Nari Ward, What’s Going On, shoelaces, 78 x 81.5 x 1 inch, 2022.

Future Retrieval at Denny Dimin Gallery

Inspired by their residency at the natural-history treasure-trove, The Lloyd Library and Museum in Cincinnati, artist duo Future Retrieval have filled Denny Dimin Gallery in Tribeca with sculpture, cut paper and rugs inspired by the natural world.  Here, an image of mushrooms carefully crafted from cut-paper towers over porcelain specimens, together creating a mini-garden celebrating fungal diversity. Called a ‘mycological trophy case’ by the artists, the piece pays homage to mycologist Curtis Gates Lloyd’s extensive research and study.  (On view through June 4th).

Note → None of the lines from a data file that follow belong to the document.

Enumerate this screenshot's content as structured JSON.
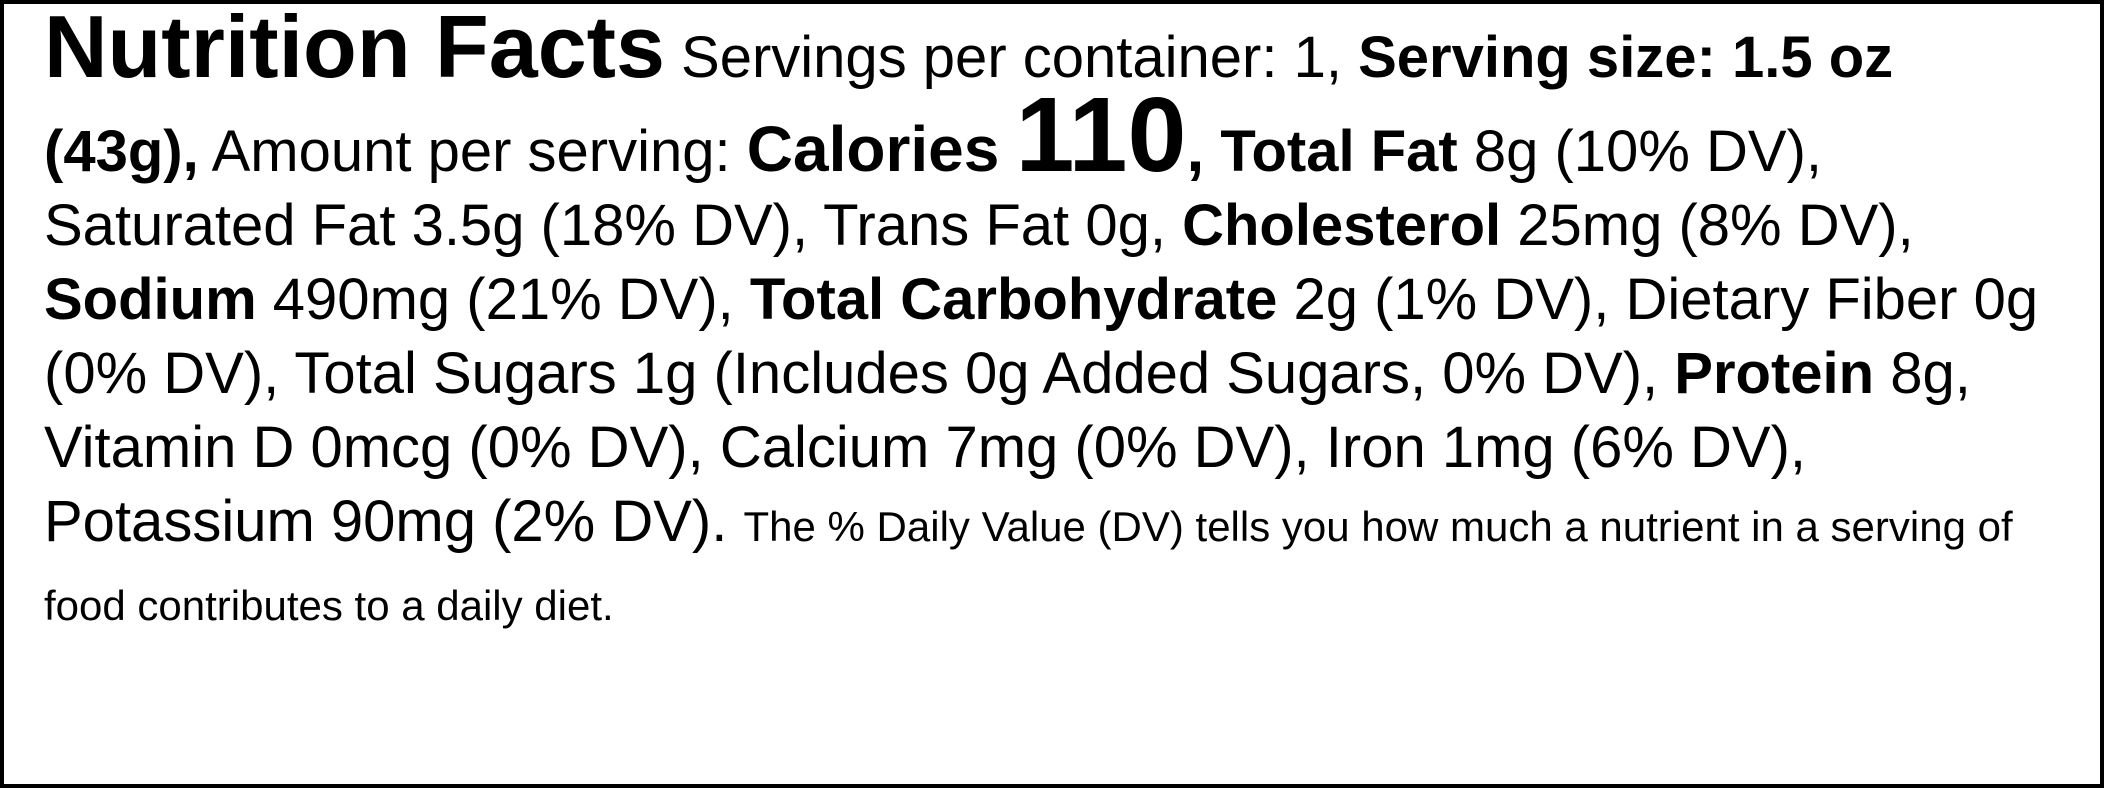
{
  "label": {
    "title": "Nutrition Facts",
    "servings": "Servings per container: 1,",
    "serving_size": "Serving size: 1.5 oz (43g),",
    "amount_per_serving": "Amount per serving:",
    "calories_label": "Calories",
    "calories_value": "110",
    "calories_sep": ",",
    "nutrients": [
      {
        "name": "Total Fat",
        "amount": "8g (10% DV),",
        "bold": true
      },
      {
        "name": "Saturated Fat",
        "amount": "3.5g (18% DV),",
        "bold": false
      },
      {
        "name": "Trans Fat",
        "amount": "0g,",
        "bold": false
      },
      {
        "name": "Cholesterol",
        "amount": "25mg (8% DV),",
        "bold": true
      },
      {
        "name": "Sodium",
        "amount": "490mg (21% DV),",
        "bold": true
      },
      {
        "name": "Total Carbohydrate",
        "amount": "2g (1% DV),",
        "bold": true
      },
      {
        "name": "Dietary Fiber",
        "amount": "0g (0% DV),",
        "bold": false
      },
      {
        "name": "Total Sugars",
        "amount": "1g (Includes 0g Added Sugars, 0% DV),",
        "bold": false
      },
      {
        "name": "Protein",
        "amount": "8g,",
        "bold": true
      },
      {
        "name": "Vitamin D",
        "amount": "0mcg (0% DV),",
        "bold": false
      },
      {
        "name": "Calcium",
        "amount": "7mg (0% DV),",
        "bold": false
      },
      {
        "name": "Iron",
        "amount": "1mg (6% DV),",
        "bold": false
      },
      {
        "name": "Potassium",
        "amount": "90mg (2% DV).",
        "bold": false
      }
    ],
    "footnote": "The % Daily Value (DV) tells you how much a nutrient in a serving of food contributes to a daily diet."
  }
}
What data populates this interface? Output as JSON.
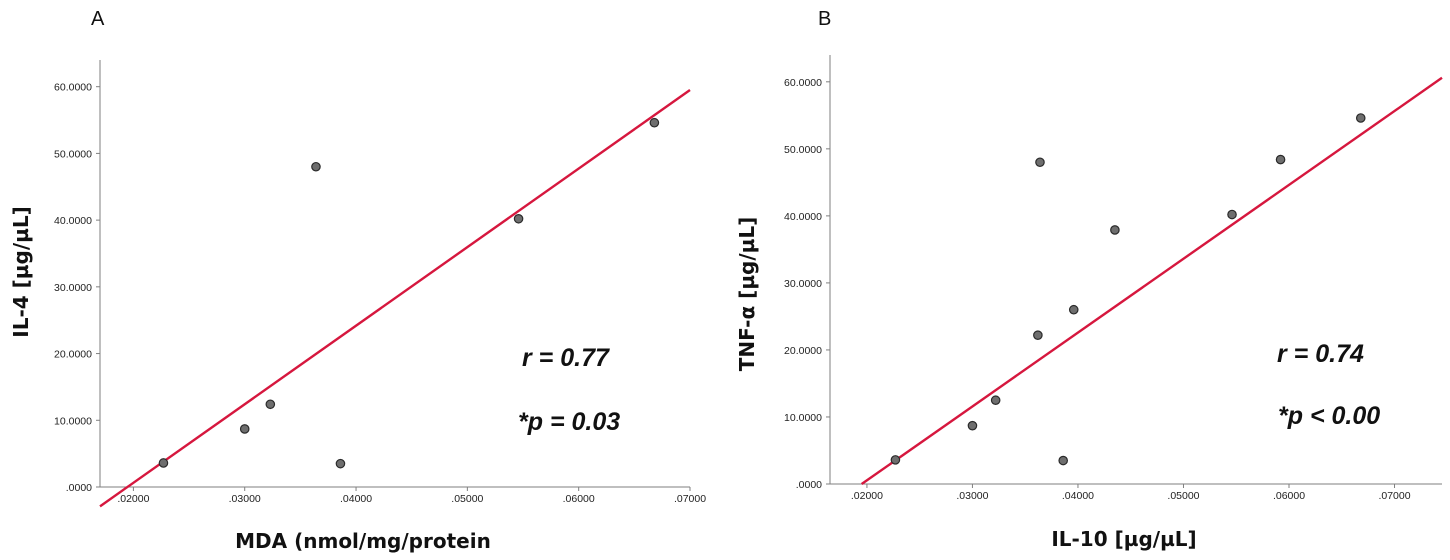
{
  "chart_data": [
    {
      "type": "scatter",
      "panel": "A",
      "xlabel": "MDA (nmol/mg/protein",
      "ylabel": "IL-4 [µg/µL]",
      "xlim": [
        0.017,
        0.07
      ],
      "ylim": [
        0,
        64
      ],
      "x_ticks": [
        0.02,
        0.03,
        0.04,
        0.05,
        0.06,
        0.07
      ],
      "x_tick_labels": [
        ".02000",
        ".03000",
        ".04000",
        ".05000",
        ".06000",
        ".07000"
      ],
      "y_ticks": [
        0,
        10,
        20,
        30,
        40,
        50,
        60
      ],
      "y_tick_labels": [
        ".0000",
        "10.0000",
        "20.0000",
        "30.0000",
        "40.0000",
        "50.0000",
        "60.0000"
      ],
      "points": [
        {
          "x": 0.0227,
          "y": 3.6
        },
        {
          "x": 0.03,
          "y": 8.7
        },
        {
          "x": 0.0323,
          "y": 12.4
        },
        {
          "x": 0.0364,
          "y": 48.0
        },
        {
          "x": 0.0386,
          "y": 3.5
        },
        {
          "x": 0.0546,
          "y": 40.2
        },
        {
          "x": 0.0668,
          "y": 54.6
        }
      ],
      "fit_line": {
        "x0": 0.017,
        "y0": -2.9,
        "x1": 0.07,
        "y1": 59.5
      },
      "annotations": [
        "r = 0.77",
        "*p = 0.03"
      ],
      "grid": false,
      "marker_color": "#6e6e6e",
      "line_color": "#d6173e"
    },
    {
      "type": "scatter",
      "panel": "B",
      "xlabel": "IL-10 [µg/µL]",
      "ylabel": "TNF-α [µg/µL]",
      "xlim": [
        0.0165,
        0.0745
      ],
      "ylim": [
        0,
        64
      ],
      "x_ticks": [
        0.02,
        0.03,
        0.04,
        0.05,
        0.06,
        0.07
      ],
      "x_tick_labels": [
        ".02000",
        ".03000",
        ".04000",
        ".05000",
        ".06000",
        ".07000"
      ],
      "y_ticks": [
        0,
        10,
        20,
        30,
        40,
        50,
        60
      ],
      "y_tick_labels": [
        ".0000",
        "10.0000",
        "20.0000",
        "30.0000",
        "40.0000",
        "50.0000",
        "60.0000"
      ],
      "points": [
        {
          "x": 0.0227,
          "y": 3.6
        },
        {
          "x": 0.03,
          "y": 8.7
        },
        {
          "x": 0.0322,
          "y": 12.5
        },
        {
          "x": 0.0362,
          "y": 22.2
        },
        {
          "x": 0.0364,
          "y": 48.0
        },
        {
          "x": 0.0386,
          "y": 3.5
        },
        {
          "x": 0.0396,
          "y": 26.0
        },
        {
          "x": 0.0435,
          "y": 37.9
        },
        {
          "x": 0.0546,
          "y": 40.2
        },
        {
          "x": 0.0592,
          "y": 48.4
        },
        {
          "x": 0.0668,
          "y": 54.6
        }
      ],
      "fit_line": {
        "x0": 0.0195,
        "y0": 0.0,
        "x1": 0.0745,
        "y1": 60.6
      },
      "annotations": [
        "r = 0.74",
        "*p < 0.00"
      ],
      "grid": false,
      "marker_color": "#6e6e6e",
      "line_color": "#d6173e"
    }
  ]
}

Future Retrieval, Fungiculture, porcelain, cut paper, wood, 47 x 38 x 12 inches, ’21 – ’22.

Roy Nachum at A Hug From the Art World

Five huge photorealist portraits by Israeli-New Yorker Roy Nachum dominate the creatively titled Chelsea gallery ‘A Hug from the Art World.’ The sense of immediacy that their size generates in this compact space is amplified by expressionist painting on their surfaces.  At first puzzling for the contrast between styles, an upstairs video reveals the paintings to be layered portraits, collaborations between Nachum and blind makers like Rosie Lopez, pictured here.  Once explained, the portraits become fascinating expressions of self-representation.  (On view through May 7th).

Roy Nachum, Rosie Lopez, oil on canvas, 84 x 71 inches, 2015 – 2022.